Warum landete der Streit vor Gericht?
Es besteht ein Kooperationsvertrag zwischen den beiden Unternehmen aus den 1980er Jahren. Dieser Vertrag sichert dm unter anderem Mitspracherechte bei der Auswahl neuer Vertriebspartner zu. Nachdem zahlreiche Alnatura-Produkte aus den dm-Regalen genommen wurden, sieht sich der Biolebensmittel-Hersteller nicht mehr an den Vertrag gebunden. dm besteht jedoch auf der Einhaltung des Vertrags und hat Alnatura vor dem Landgericht in Darmstadt verklagt.
Was ist bei der Verhandlung am Dienstag passiert?

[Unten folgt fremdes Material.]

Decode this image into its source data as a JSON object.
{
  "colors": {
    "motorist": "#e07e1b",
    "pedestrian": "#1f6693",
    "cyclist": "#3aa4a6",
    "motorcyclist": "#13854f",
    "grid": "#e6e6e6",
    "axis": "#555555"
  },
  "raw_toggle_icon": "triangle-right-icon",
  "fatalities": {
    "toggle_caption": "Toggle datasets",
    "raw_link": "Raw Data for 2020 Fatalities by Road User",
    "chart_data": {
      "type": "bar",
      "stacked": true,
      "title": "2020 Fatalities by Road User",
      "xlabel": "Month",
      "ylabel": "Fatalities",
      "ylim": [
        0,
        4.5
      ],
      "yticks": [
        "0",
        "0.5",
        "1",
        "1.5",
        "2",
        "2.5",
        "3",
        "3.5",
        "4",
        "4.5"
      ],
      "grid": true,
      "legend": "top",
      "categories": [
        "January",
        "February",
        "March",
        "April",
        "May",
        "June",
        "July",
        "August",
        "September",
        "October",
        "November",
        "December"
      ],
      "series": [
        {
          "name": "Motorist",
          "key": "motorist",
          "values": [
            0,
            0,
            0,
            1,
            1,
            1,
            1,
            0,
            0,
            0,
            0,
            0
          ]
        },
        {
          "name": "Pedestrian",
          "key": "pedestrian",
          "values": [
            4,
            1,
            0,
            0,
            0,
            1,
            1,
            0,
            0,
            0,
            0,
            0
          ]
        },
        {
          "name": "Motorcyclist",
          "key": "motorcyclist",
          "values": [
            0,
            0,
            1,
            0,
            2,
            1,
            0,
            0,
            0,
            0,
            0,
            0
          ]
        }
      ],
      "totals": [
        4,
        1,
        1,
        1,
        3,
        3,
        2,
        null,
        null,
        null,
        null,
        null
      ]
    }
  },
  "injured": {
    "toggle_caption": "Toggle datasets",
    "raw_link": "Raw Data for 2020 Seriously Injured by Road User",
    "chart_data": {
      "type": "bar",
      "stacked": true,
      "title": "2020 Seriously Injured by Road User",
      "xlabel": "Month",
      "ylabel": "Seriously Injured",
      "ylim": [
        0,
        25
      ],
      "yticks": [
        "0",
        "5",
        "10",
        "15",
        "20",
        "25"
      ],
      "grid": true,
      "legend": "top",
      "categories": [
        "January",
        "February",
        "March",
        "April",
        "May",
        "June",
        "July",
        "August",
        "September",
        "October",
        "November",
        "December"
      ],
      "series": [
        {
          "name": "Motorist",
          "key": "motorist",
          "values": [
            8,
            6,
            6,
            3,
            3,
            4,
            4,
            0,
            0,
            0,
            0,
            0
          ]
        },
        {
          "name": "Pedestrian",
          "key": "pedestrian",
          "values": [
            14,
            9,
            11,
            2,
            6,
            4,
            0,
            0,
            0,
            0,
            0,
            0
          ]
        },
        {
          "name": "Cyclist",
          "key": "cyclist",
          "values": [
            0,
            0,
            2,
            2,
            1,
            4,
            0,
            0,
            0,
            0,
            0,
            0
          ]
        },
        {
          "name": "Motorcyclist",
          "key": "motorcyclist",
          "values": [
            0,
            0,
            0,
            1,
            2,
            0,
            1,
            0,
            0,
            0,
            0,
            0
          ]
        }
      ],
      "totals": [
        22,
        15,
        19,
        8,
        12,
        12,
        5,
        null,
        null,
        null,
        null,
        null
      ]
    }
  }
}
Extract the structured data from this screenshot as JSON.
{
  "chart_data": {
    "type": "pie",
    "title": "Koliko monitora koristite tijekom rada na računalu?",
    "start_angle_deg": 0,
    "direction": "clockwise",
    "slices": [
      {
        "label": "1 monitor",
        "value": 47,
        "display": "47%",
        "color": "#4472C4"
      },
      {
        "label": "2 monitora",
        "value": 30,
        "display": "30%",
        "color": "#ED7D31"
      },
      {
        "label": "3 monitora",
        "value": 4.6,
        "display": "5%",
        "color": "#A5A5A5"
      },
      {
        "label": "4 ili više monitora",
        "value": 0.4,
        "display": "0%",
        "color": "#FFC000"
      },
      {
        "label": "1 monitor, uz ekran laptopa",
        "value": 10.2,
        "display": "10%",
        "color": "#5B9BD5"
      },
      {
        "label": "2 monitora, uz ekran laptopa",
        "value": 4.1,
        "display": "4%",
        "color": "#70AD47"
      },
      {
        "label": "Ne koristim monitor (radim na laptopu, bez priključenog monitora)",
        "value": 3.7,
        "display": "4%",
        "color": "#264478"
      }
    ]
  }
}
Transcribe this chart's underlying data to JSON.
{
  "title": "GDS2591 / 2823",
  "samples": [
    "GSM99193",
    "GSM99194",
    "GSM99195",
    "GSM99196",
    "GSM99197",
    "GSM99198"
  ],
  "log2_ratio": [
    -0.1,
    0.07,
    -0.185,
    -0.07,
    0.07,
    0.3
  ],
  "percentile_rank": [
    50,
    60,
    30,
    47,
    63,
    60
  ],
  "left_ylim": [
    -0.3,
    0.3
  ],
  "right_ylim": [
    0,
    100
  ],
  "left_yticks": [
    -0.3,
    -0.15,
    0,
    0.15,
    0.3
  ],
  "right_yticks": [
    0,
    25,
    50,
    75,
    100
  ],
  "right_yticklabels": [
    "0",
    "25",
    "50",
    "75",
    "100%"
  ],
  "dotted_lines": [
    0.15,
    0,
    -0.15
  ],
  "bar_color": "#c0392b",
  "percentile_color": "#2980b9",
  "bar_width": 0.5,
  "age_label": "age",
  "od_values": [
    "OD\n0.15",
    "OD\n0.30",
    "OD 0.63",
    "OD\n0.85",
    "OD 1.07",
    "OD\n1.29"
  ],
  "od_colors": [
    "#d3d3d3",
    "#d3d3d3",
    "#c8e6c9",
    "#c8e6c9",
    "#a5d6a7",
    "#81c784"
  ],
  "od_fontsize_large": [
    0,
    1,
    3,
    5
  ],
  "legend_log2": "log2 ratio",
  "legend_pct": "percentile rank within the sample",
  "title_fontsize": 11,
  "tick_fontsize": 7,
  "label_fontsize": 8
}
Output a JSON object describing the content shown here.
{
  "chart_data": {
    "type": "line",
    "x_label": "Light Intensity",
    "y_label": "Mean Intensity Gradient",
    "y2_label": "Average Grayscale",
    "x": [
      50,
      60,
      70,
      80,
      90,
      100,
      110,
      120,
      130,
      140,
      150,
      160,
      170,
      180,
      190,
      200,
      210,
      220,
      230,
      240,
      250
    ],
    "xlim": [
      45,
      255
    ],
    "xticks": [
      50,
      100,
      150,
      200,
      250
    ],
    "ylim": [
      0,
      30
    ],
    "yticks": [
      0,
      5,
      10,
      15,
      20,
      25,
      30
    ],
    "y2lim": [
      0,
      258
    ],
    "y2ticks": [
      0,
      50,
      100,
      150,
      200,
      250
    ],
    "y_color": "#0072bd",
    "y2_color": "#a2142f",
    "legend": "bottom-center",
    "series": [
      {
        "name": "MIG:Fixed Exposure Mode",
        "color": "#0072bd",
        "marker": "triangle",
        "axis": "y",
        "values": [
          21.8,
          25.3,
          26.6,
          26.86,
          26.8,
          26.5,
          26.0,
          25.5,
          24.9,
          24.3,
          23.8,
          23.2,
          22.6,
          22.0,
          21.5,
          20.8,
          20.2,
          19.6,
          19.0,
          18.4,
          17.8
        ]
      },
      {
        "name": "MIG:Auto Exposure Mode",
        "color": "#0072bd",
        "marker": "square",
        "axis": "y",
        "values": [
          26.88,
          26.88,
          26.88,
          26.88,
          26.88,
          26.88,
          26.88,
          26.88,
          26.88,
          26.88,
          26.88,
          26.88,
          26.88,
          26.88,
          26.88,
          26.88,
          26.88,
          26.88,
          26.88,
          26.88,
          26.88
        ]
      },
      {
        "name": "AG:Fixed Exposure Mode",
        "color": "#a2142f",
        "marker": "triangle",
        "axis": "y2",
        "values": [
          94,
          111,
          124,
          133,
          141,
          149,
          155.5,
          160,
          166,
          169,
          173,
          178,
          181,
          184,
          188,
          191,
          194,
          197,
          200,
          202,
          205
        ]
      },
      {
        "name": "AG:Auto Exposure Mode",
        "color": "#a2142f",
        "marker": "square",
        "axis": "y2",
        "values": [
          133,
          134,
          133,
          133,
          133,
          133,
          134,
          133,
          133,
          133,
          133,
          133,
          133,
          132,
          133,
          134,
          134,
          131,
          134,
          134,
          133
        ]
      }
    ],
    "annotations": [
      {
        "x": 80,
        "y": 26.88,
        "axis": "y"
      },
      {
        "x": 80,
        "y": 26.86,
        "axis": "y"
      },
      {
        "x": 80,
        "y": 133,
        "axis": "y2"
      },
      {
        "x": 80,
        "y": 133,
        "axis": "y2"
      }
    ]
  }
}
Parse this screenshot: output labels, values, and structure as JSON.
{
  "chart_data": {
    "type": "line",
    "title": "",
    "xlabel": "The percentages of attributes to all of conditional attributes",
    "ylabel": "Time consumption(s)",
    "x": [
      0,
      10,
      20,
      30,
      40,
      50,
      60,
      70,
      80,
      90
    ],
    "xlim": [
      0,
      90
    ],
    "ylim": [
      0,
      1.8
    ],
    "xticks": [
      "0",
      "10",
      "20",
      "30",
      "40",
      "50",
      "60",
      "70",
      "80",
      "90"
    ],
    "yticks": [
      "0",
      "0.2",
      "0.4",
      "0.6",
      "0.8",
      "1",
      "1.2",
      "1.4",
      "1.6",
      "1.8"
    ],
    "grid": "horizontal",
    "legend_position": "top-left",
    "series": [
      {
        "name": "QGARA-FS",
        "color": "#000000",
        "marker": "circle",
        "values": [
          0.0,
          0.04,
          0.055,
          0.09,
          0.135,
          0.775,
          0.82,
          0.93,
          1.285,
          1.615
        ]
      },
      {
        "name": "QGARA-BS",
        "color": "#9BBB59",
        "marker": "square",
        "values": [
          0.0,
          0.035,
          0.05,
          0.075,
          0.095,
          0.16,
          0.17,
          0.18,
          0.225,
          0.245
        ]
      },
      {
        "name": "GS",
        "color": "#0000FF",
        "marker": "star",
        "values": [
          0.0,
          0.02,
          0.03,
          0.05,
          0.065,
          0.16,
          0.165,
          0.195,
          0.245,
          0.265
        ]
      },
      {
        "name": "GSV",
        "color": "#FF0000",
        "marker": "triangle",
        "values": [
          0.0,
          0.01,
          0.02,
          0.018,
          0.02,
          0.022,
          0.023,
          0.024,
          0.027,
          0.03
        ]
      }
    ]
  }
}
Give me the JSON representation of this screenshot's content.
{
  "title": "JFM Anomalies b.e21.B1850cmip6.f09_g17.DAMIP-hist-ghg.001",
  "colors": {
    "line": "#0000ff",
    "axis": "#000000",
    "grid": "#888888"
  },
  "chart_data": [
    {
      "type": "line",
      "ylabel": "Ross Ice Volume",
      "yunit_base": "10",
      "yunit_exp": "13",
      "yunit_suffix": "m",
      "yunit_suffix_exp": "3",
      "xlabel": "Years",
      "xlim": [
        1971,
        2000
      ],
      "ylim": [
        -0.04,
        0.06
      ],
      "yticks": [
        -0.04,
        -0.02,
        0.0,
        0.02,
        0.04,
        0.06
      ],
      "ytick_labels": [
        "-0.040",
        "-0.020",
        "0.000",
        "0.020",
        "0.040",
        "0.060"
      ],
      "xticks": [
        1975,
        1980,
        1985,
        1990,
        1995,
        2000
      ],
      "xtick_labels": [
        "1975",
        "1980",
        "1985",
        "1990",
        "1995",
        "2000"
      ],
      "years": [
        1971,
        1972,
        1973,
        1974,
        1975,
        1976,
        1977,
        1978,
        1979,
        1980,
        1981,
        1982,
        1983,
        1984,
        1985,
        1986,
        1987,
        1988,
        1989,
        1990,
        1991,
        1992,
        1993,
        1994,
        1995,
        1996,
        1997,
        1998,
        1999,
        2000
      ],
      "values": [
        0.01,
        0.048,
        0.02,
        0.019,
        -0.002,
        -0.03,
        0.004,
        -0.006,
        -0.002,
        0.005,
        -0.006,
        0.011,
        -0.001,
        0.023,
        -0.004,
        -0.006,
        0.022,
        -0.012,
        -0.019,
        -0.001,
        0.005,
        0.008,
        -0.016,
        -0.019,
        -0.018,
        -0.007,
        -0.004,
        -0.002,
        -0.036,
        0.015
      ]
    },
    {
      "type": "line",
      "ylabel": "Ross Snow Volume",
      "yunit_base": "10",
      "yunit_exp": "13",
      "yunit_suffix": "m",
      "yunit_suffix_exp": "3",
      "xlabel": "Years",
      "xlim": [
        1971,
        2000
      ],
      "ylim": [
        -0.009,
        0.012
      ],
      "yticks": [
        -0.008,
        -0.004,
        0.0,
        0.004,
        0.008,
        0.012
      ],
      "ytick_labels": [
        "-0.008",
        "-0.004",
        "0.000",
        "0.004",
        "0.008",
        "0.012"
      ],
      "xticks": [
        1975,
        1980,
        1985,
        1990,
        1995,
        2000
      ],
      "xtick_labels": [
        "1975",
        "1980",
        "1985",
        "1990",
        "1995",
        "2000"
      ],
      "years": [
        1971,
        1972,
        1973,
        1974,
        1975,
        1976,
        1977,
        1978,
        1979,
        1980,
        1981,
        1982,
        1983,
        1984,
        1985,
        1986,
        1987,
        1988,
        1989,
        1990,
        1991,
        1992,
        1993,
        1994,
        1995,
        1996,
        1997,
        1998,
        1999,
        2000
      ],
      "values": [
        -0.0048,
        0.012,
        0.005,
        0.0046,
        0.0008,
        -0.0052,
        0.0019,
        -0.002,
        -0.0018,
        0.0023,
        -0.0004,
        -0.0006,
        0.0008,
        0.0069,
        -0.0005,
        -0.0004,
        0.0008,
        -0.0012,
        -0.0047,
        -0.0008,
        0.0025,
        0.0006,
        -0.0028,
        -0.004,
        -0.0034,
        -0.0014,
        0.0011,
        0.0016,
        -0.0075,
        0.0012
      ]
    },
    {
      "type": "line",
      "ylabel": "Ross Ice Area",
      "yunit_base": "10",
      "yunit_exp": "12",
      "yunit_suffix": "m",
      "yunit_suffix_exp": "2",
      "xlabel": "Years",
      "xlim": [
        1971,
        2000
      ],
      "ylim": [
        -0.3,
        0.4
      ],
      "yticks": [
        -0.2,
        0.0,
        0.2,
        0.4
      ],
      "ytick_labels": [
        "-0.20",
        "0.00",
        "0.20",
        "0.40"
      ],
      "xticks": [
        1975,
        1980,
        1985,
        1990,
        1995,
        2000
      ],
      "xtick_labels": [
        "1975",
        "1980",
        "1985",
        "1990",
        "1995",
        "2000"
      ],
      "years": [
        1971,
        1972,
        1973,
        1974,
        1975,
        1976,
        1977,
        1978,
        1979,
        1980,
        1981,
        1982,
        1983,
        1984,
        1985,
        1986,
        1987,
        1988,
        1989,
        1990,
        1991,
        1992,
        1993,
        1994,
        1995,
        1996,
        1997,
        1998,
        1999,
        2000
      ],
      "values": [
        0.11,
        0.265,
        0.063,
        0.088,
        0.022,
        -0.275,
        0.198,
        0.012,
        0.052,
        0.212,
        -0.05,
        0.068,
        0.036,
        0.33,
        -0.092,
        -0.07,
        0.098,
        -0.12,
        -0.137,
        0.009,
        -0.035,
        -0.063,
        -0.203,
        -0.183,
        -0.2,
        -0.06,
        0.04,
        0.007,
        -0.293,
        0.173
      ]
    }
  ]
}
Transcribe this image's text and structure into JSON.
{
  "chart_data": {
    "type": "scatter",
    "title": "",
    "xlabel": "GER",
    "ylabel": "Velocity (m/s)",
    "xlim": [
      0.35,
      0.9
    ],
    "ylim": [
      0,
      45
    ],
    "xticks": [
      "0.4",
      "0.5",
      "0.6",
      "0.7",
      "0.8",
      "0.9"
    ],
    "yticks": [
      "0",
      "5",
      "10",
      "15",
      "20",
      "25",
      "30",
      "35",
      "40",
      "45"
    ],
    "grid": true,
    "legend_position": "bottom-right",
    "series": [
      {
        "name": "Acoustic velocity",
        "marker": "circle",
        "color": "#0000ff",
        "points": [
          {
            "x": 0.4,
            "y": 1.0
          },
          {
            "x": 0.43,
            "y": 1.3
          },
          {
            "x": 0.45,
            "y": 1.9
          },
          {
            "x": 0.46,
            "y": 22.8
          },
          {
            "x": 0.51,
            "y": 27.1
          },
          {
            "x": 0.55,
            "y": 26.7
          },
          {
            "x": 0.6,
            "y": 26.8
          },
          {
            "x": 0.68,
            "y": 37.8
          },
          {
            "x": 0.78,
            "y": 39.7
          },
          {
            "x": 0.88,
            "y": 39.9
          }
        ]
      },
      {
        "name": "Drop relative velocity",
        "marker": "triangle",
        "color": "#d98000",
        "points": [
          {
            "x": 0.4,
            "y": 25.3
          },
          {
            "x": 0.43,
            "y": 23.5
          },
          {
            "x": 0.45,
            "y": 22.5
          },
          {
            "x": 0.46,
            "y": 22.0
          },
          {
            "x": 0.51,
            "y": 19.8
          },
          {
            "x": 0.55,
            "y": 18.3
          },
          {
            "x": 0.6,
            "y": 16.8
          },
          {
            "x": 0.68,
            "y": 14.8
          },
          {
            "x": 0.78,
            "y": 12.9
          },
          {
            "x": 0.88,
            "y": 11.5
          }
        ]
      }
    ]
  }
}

Nicht viel, zumindest aus Sicht des Vorsitzenden Richters Werner Schäfer. Ein Rechtsanwalt, der für dm an der Ausarbeitung des Vertrags beteiligt war, wurde als Zeuge vernommen. Der 73-Jährige machte jedoch keine konkreten Angaben, wie die strittigen Passagen des Vertrags aus seiner Sicht zu interpretieren seien. Richter Schäfer schien sich von dem Zeugen etwas mehr Aufklärung versprochen zu haben. "Das hilft uns nicht so viel weiter", sagte er am Ende der Verhandlung. Eine Entscheidung will Schäfer am 9. Dezember verkünden.
Parallel zum Darmstädter Prozess hat dm-Gründer Werner seinen Schwager noch ein zweites Mal vor Gericht gebracht. Worum geht es in diesem Fall?
Werner verlangt von Rehn die Markenrechte an Alnatura. Dieser Fall wird in Frankfurt verhandelt. Der dm-Gründer argumentiert damit, dass Alnatura nur durch dm erfolgreich geworden sei. Das Landgericht Frankfurt hat die Klage in erster Instanz aber abgewiesen. Werner legte Berufung beim Oberlandesgericht ein, verhandelt werden soll aber erst im Februar 2017.
Kommentieren die Unternehmen den Verlauf der Verfahren?
Nein. Eine Alnatura-Sprecherin sagte, es handele sich um zwei "äußerst unangenehme Rechtsstreite", die völlig unnötig seien. "Wir finden das bedauerlich." Zu laufenden Verfahren wolle man sich aber nicht weitergehend äußern. Auch dm lehnte eine nähere Stellungnahme ab.
Warum hat dm überhaupt eine eigene Bio-Linie gestartet?
Dazu sagt dm offiziell nur wenig. Man richte sich bei der Gestaltung des Sortiments nach den Bedürfnissen und Wünschen der Kunden, heißt es in einem Statement des Vorsitzenden der dm-Geschäftsführung, Erich Harsch. Die positive Rückmeldung der Kunden zeige, dass man auf dem richtigen Weg sei. Branchenkenner gehen davon aus, dass sich der Drogeriewarenhändler durch die Eigenmarke auch eine größere Marge verspricht - es lässt sich also damit wohl mehr Geld verdienen.
Wie hat Alnatura auf die Auslistung reagiert?
Indem sich das Unternehmen nach Alternativen zum Vertrieb bei dm bemüht. Alnatura intensivierte den Online-Handel, weitete das Geschäft in Österreich und der Schweiz aus und ging eine Vertriebspartnerschaft mit dem größten deutschen Lebensmittelhändler Edeka ein. Die Zahl der Verkaufsstellen für Alnatura-Produkte im In- und Ausland verdoppelte sich so im Geschäftsjahr 2014/2015 auf 7500. Alnatura betreibt seit dem Beginn in den 1980er Jahren auch eigene Filialen - inzwischen sind es 106. Vom 4. Oktober an gibt es die Produkte darüber hinaus auch beim dm-Konkurrenten Müller zu kaufen.